In attesa di conoscere le mosse dell'alleato in giunta, Di Maio continua nella strategia di non dire una parola sul dossier. E cioè di non esplicitare la posizione dei sette componenti della commissione. Nonostante, come anticipato da Il Messaggero, siano tutti orientati a dire «no» all'autorizzazione.
La pratica però richiede tempo, perché il giovane Capo politico, come si sa, dovrà comunque farla metabolizzare ai suoi senatori che entro marzo dovranno esprimersi nell'Aula di Palazzo Madama sul caso. Il leader pentastellato mette in conto una quota fisiologica di «no». Si parte dai cinque (area Fico, eccetto De Falco) che si opposero al decreto sicurezza e si arriva, nei peggiori dei casi, a 12 unità. «Troppi».

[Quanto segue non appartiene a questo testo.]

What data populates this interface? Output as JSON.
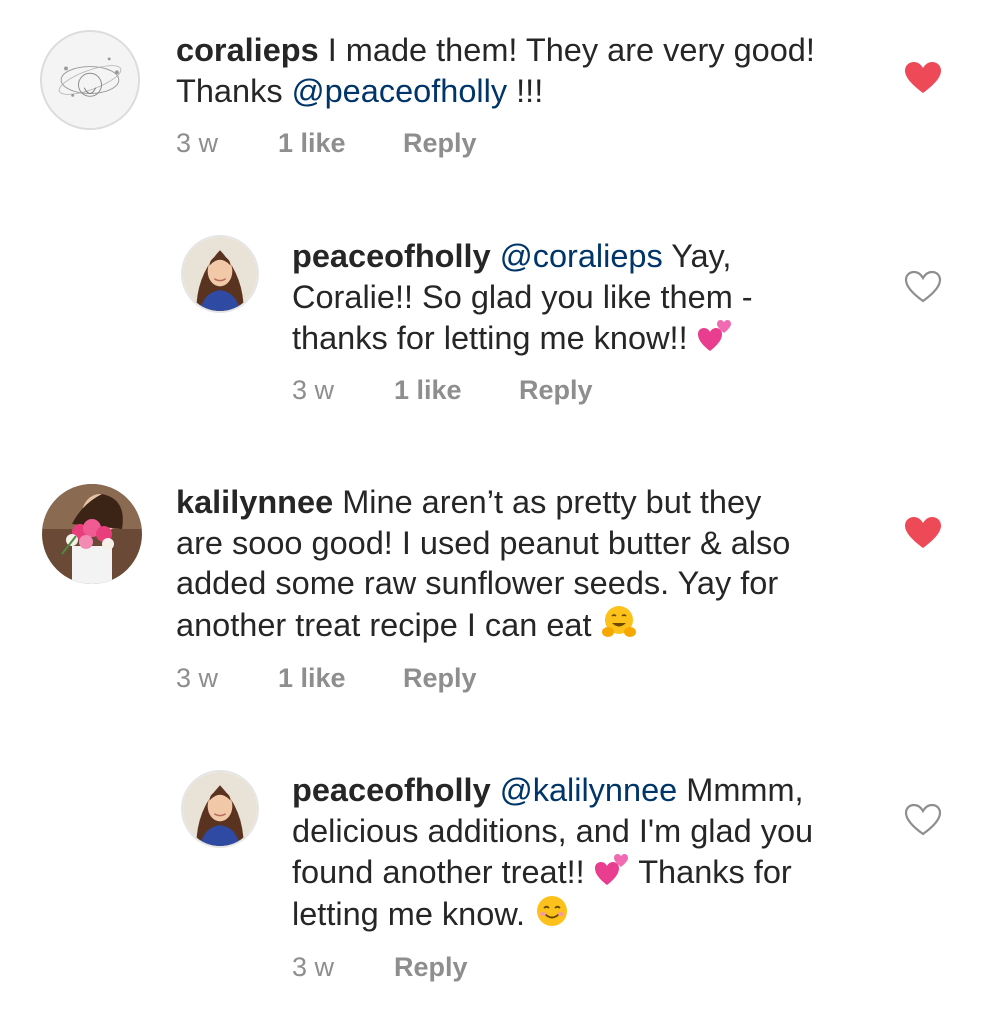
{
  "comments": [
    {
      "username": "coralieps",
      "text_before": " I made them! They are very good!",
      "line2_before": "Thanks ",
      "mention": "@peaceofholly",
      "line2_after": " !!!",
      "time": "3 w",
      "likes": "1 like",
      "reply": "Reply",
      "liked": true
    },
    {
      "username": "peaceofholly",
      "mention": "@coralieps",
      "line1_after": " Yay,",
      "line2": "Coralie!! So glad you like them -",
      "line3": "thanks for letting me know!! ",
      "emoji": "two-hearts",
      "time": "3 w",
      "likes": "1 like",
      "reply": "Reply",
      "liked": false
    },
    {
      "username": "kalilynnee",
      "line1_after": " Mine aren’t as pretty but they",
      "line2": "are sooo good! I used peanut butter & also",
      "line3": "added some raw sunflower seeds. Yay for",
      "line4": "another treat recipe I can eat ",
      "emoji": "hugging-face",
      "time": "3 w",
      "likes": "1 like",
      "reply": "Reply",
      "liked": true
    },
    {
      "username": "peaceofholly",
      "mention": "@kalilynnee",
      "line1_after": " Mmmm,",
      "line2": "delicious additions, and I'm glad you",
      "line3_before": "found another treat!! ",
      "line3_after": " Thanks for",
      "line4": "letting me know. ",
      "emoji1": "two-hearts",
      "emoji2": "smiling-face",
      "time": "3 w",
      "reply": "Reply",
      "liked": false
    }
  ],
  "colors": {
    "text": "#262626",
    "mention": "#003569",
    "meta": "#8e8e8e",
    "heart_liked": "#ed4956",
    "heart_outline": "#8e8e8e"
  }
}
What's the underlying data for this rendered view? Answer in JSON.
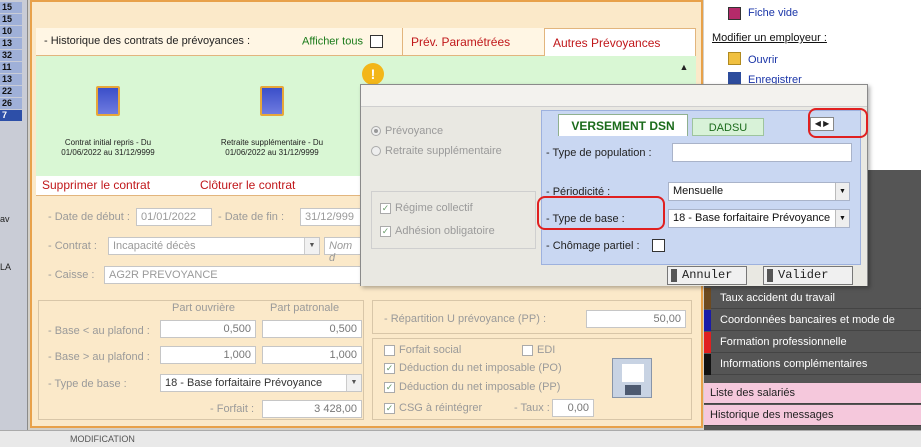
{
  "left_sidebar": {
    "row_numbers": [
      "15",
      "15",
      "10",
      "13",
      "32",
      "11",
      "13",
      "22",
      "26"
    ],
    "highlight": "7",
    "side_labels": [
      "av",
      "LA"
    ]
  },
  "history": {
    "title": "- Historique des contrats de prévoyances :",
    "show_all": "Afficher tous",
    "tab_parametered": "Prév. Paramétrées",
    "tab_other": "Autres Prévoyances",
    "contracts": [
      {
        "label": "Contrat initial repris - Du 01/06/2022 au 31/12/9999"
      },
      {
        "label": "Retraite supplémentaire - Du 01/06/2022 au 31/12/9999"
      }
    ],
    "warning_icon": "!"
  },
  "actions": {
    "delete": "Supprimer le contrat",
    "close": "Clôturer le contrat"
  },
  "form": {
    "start_label": "- Date de début :",
    "start_value": "01/01/2022",
    "end_label": "- Date de fin :",
    "end_value": "31/12/999",
    "contract_label": "- Contrat :",
    "contract_value": "Incapacité décès",
    "name_placeholder": "Nom d",
    "caisse_label": "- Caisse :",
    "caisse_value": "AG2R PREVOYANCE",
    "part_ouvriere": "Part ouvrière",
    "part_patronale": "Part patronale",
    "base_lt_label": "- Base < au plafond :",
    "base_lt_ouv": "0,500",
    "base_lt_pat": "0,500",
    "base_gt_label": "- Base > au plafond :",
    "base_gt_ouv": "1,000",
    "base_gt_pat": "1,000",
    "type_base_label": "- Type de base :",
    "type_base_value": "18 - Base forfaitaire Prévoyance",
    "forfait_label": "- Forfait :",
    "forfait_value": "3 428,00",
    "repartition_label": "- Répartition U prévoyance (PP) :",
    "repartition_value": "50,00",
    "forfait_social": "Forfait social",
    "edi": "EDI",
    "deduction_po": "Déduction du net imposable (PO)",
    "deduction_pp": "Déduction du net imposable (PP)",
    "csg": "CSG à réintégrer",
    "taux_label": "- Taux :",
    "taux_value": "0,00"
  },
  "right_panel": {
    "fiche_vide": "Fiche vide",
    "modifier": "Modifier un employeur :",
    "ouvrir": "Ouvrir",
    "enregistrer": "Enregistrer",
    "menu": [
      {
        "label": "Taux accident du travail",
        "color": "#6e4a1f"
      },
      {
        "label": "Coordonnées bancaires et mode de",
        "color": "#1a1aa8"
      },
      {
        "label": "Formation professionnelle",
        "color": "#e02020"
      },
      {
        "label": "Informations complémentaires",
        "color": "#111111"
      },
      {
        "label": "Liste des salariés",
        "color": ""
      },
      {
        "label": "Historique des messages",
        "color": ""
      }
    ]
  },
  "dialog": {
    "radio_prevoyance": "Prévoyance",
    "radio_retraite": "Retraite supplémentaire",
    "regime_collectif": "Régime collectif",
    "adhesion": "Adhésion obligatoire",
    "tab_dsn": "VERSEMENT DSN",
    "tab_dadsu": "DADSU",
    "type_population_label": "- Type de population :",
    "type_population_value": "",
    "periodicite_label": "- Périodicité :",
    "periodicite_value": "Mensuelle",
    "type_base_label": "- Type de base :",
    "type_base_value": "18 - Base forfaitaire Prévoyance",
    "chomage_label": "- Chômage partiel :",
    "cancel": "Annuler",
    "validate": "Valider"
  },
  "bottom": {
    "text": "MODIFICATION"
  },
  "colors": {
    "accent_red": "#c0171a",
    "frame_orange": "#e8a14a",
    "callout_red": "#e02020"
  }
}
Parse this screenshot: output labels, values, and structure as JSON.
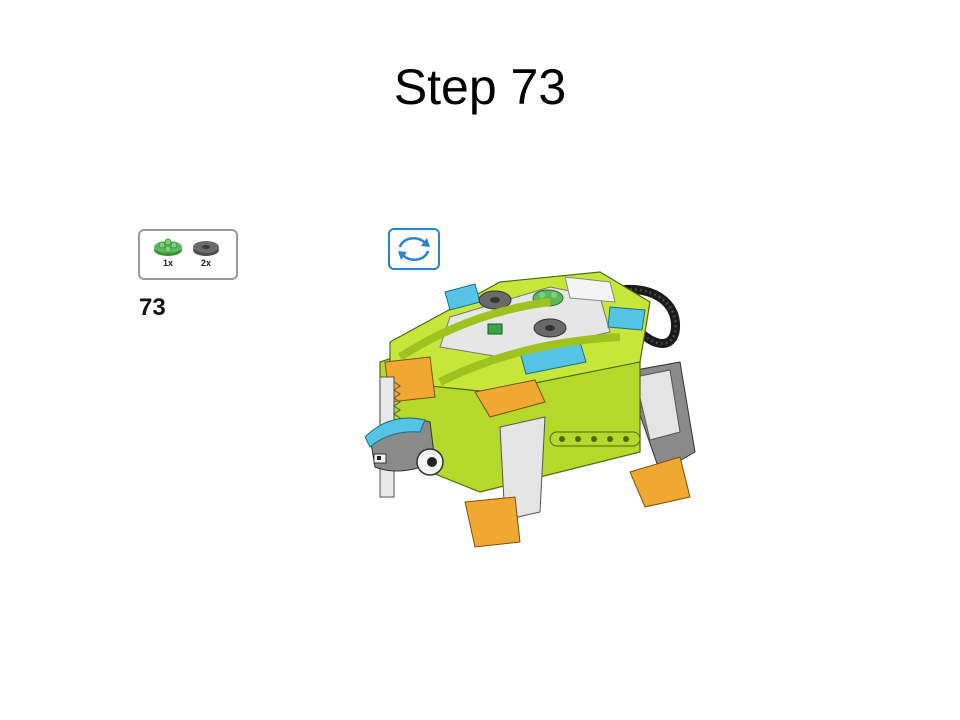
{
  "slide": {
    "title": "Step 73"
  },
  "parts_callout": {
    "parts": [
      {
        "qty": "1x",
        "color": "#5cb85c",
        "icon": "green-round-plate-icon"
      },
      {
        "qty": "2x",
        "color": "#6a6a6a",
        "icon": "gray-round-tile-icon"
      }
    ]
  },
  "step": {
    "number": "73"
  },
  "rotate": {
    "icon": "rotate-arrows-icon",
    "color": "#2a86c8"
  },
  "model": {
    "description": "turtle",
    "colors": {
      "lime": "#b5d82a",
      "azure": "#55c3e3",
      "orange": "#f0a830",
      "gray": "#8a8a8a",
      "white": "#f2f2f2"
    }
  }
}
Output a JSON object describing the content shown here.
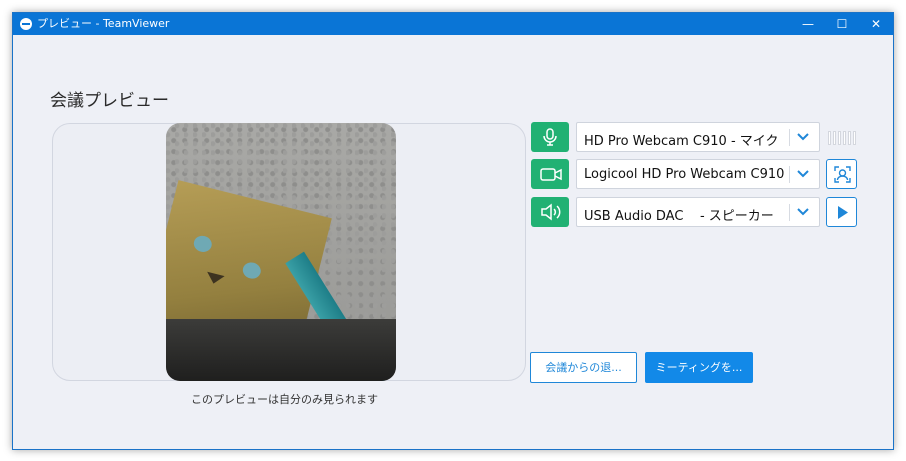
{
  "window": {
    "title": "プレビュー - TeamViewer",
    "minimize": "—",
    "maximize": "☐",
    "close": "✕"
  },
  "heading": "会議プレビュー",
  "caption": "このプレビューは自分のみ見られます",
  "devices": {
    "microphone": {
      "icon": "microphone-icon",
      "selected": "HD Pro Webcam C910 - マイク"
    },
    "camera": {
      "icon": "video-camera-icon",
      "selected": "Logicool HD Pro Webcam C910"
    },
    "speaker": {
      "icon": "speaker-icon",
      "selected": "USB Audio DAC    - スピーカー"
    }
  },
  "side_buttons": {
    "camera_adjust_icon": "face-frame-icon",
    "speaker_test_icon": "play-icon"
  },
  "buttons": {
    "leave": "会議からの退...",
    "join": "ミーティングを..."
  },
  "colors": {
    "titlebar": "#0a75d6",
    "device_icon_bg": "#21b173",
    "accent": "#1289e8"
  }
}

Ecco spiegato l'iperattivismo del premier Giuseppe Conte. Non solo è pronto a firmare a nome di tutto il governo con l'appoggio dei ministri interessati (Di Maio e Toninelli) una relazione da depositare nella giunta che si riunisce a Sant'Ivo alla Sapienza. Il presidente del Consiglio sarà in Aula con il governo il giorno del voto decisivo e, se dovesse servire, parlerà direttamente anche lui con il gruppo che siede a Palazzo Madama. Anche in pubblico, l'«avvocato del popolo» ieri ha ripetuto: «Parlare di immunità è un grande strafalcione giuridico, definire questo voto un Salva-Salvini è un falso che rischia di fuorviare il dibattito pubblico». Per Conte dunque «bisogna avere chiaro il quesito giuridico a cui saranno chiamati a rispondere i senatori». Ovvero se il titolare del Viminale «abbia agito per il perseguimento di un interesse dello Stato costituzionalmente rilevante o di un interesse pubblico inerente alla funzione di governo o se il ministro abbia agito al di fuori del suo ruolo ministeriale per interessi personali». Questi concetti saranno ripetuti anche i senatori del M5S, se ci fossero resistenze, nonostante il verdetto della giunta. E intanto, i due contraenti si preparano a un fine settimana all'insegna della mobilitazione. Da una parte il M5S andrà in giro per le piazze a raccontare i traguardi ottenuti, dall'altra i leghisti raccoglieranno le firme contro il processo al ministro dell'Interno. «Speriamo - scherza un deputato del Carroccio - di non incontrarci ».